Ülkesi hiç agresif olmamıştı, asla şiddeti desteklememiş, başkalarının kavgalarında hiç taraf almamıştı. Birinin adına, diğer insanlara bombalar bıraktığını veya evlerine girip onları bir yere götürdüğünü bilseydi insanların nasıl uyuyabileceğini merak etti. Neden yaptılar? Diğer insanlar kendinizle aynı olacağı zaman diğer insanları öldürmek ve sakatlamak gerekliydi-aileleriyle yaşamak ve sabah işe gitmek isteyen ve günün sonunda yemek için yeterli olan insanlar? Birçoğu için bu küçük talep bile veremese bile, bu dünyayı sormak için pek bir şey değildi.

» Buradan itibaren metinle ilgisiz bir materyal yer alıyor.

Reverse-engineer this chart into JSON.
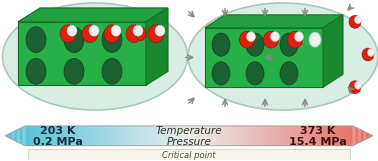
{
  "fig_width": 3.78,
  "fig_height": 1.61,
  "dpi": 100,
  "bg_color": "#ffffff",
  "ellipse_bg": "#d8ede4",
  "ellipse_edge": "#a8c8b8",
  "box_front": "#28b048",
  "box_top": "#22a040",
  "box_right": "#1a8830",
  "box_edge": "#157025",
  "hole_color": "#1a6030",
  "hole_edge": "#104020",
  "mol_red": "#dd2010",
  "mol_red_edge": "#881000",
  "mol_white": "#f0f0f0",
  "mol_white_edge": "#cccccc",
  "arrow_lw": 1.0,
  "arrow_color": "#888888",
  "text_left_top": "203 K",
  "text_left_bot": "0.2 MPa",
  "text_right_top": "373 K",
  "text_right_bot": "15.4 MPa",
  "text_center_top": "Temperature",
  "text_center_bot": "Pressure",
  "text_bottom": "Critical point"
}
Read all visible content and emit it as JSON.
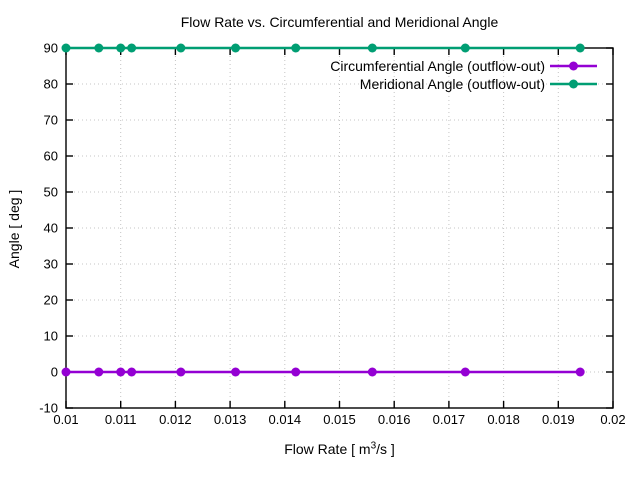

(Her country had never been aggressive, had never espoused violence, had never taken sides in the squabbles of others. She wondered how people could sleep if they knew that somebody, in their name, was dropping bombs on other people or breaking into their homes and taking them away somewhere. Why did they do it? Why was it necessary to kill and maim other people when the other people would be just the same as yourself--people who wanted to live with their families and go to work in the morning and have enough to eat a the end of the day? That was not much to ask of the world, even if for many the world could not grant even that small request.)
Kahraman, ülkesinin barışçıl tutumunu yansıtıyor ve asla şiddete girmediğini veya çatışmalarda taraf tutmadığını vurguluyor. Hükümetlerinin başkalarına karşı saldırganlık eylemlerine dahil olabileceğini bilerek insanların nasıl rahat kalabileceği konusundaki karışıklığını ifade ediyor. Bu tefekkür, onu sadece aile, iş ve beslenme gibi aynı temel arzularını arayan bireylere zarar verme ve acı çekmenin gerekliliğini sorgulamasına yol açar.
Bu tür eylemlerin ahlaki etkilerini merak ediyor, dünya genellikle bu temel ihtiyaçları bile sağlayamamasına rağmen, birçok insanın paylaştığı iyi bir yaşam için evrensel bir özlemi vurguluyor. Bu iç mücadele, daha geniş insan durumu ile hoşnutsuzluğunu aydınlatır ve okuyucuları ulusal çıkarlar adına şiddetin etik sonuçlarını dikkate almaya zorlar.